Ne kadar anlatmak istiyorsam o kadar susuyorum. Marifet mi
bilmiyorum. Erdemli bir susma var doğru ama bu bendeki öyle bir susuş değil.
İçim acıyor mesela..
Bugün gelirken işe yeni bir şey fark ettim. İnsan aynı
okulda, aynı sınıfta hatta aynı evde farklı anılar biriktirebiliyor. Yolda ortaokul
günlerimi düşünüyordum. Bir anıya başka bir arkadaşımın farklı bir yaklaşım
getireceğini düşündüm. Aynı sınıfta farklı anıları biriktiriyorduk kendimize.
Ama ortaokulda kırılmıyordum. Bu kırgınlık büyüdükçe peyda
oldu. Çocukluğun masumluğu mu insanın böyle yükler altına girmesine izin
vermiyor? Yoksa çocukken yeterince ince düşünemiyor muyuz bilmiyorum?
Kahrolasıca kırgınlıkların neden olduğunu, iyi mi kötü mü
olduğunu bilmiyorum işte..
Yol boyunca dertleştiğim ne varsa koparmışlar bugün onu fark
ettim.
Dışarıda berbat bir hava.
Ve sürekli ama sürekli uyuma isteği..
Uykum olmasa da uyuma isteği. Yalan söylememek için değil
ama konuşmamak için insanlardan kaçma arzusu.

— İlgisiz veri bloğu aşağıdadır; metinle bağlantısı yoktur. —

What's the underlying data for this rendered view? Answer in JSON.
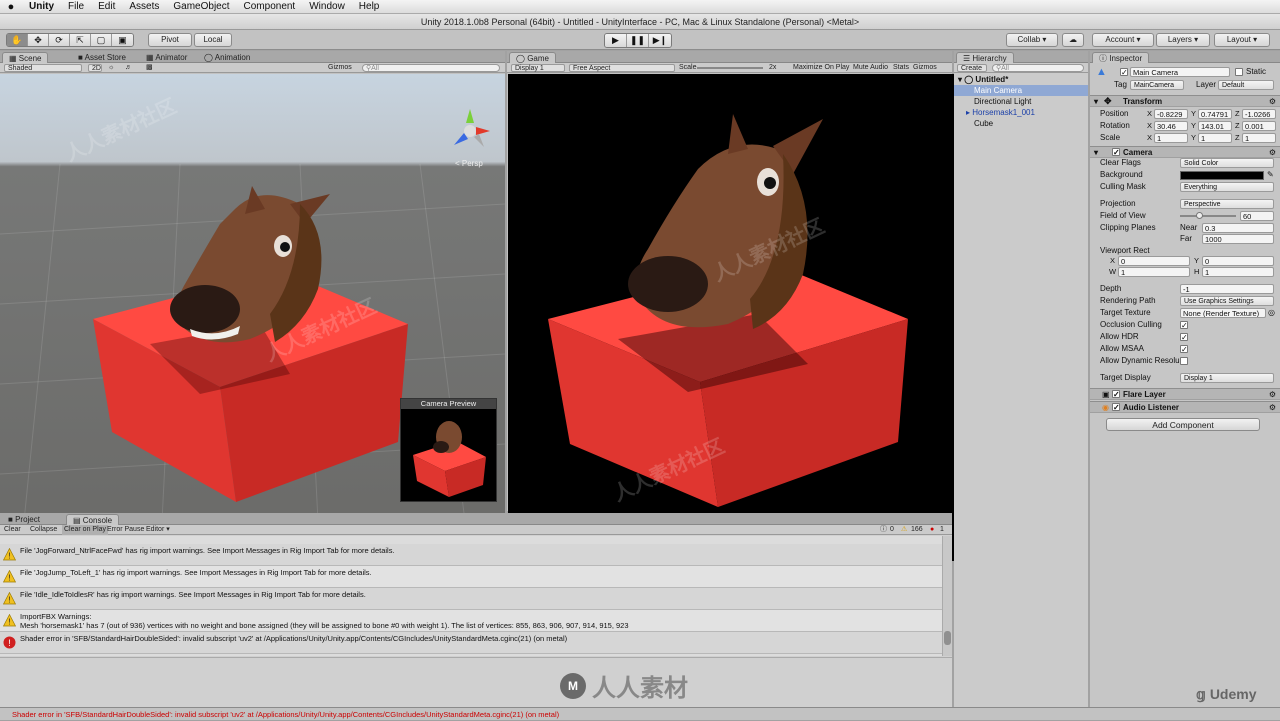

Bıktım bencil insanlardan. Hiç sevmiyorum.
Konuşmayı deliler gibi istiyorum evet. Ama istemiyorum tek
kelime etmek. Beni bu hale getirenlere de ne deyim bilmiyorum.
İnsan yaş aldıkça, kazanıyor ve kaybediyor. Geçenlerde güvenimin
azaldığını fark ettim. Bir yandan da sevmiyorum artık eskisi kadar çok.
Ben kaybedenlerdenim galiba.
Temmuz ayının sonunda bu ne gök gürlemesi akıl sır erer gibi
değil. Az önce camdan şemsiyesi rüzgârdan ters dönmüş bir kızın şemsiyeyi
düzeltme çabası, düzeltip yağmur yağdığı halde muhtemelen tekrar ters döner
korkusuyla kapatmasını izlerken kıyametin koptuğunu düşündüm.
Geçmedi kırgınlıklarım..
Kıyametle de geçmedi..
Beni bu havalar mahvetti..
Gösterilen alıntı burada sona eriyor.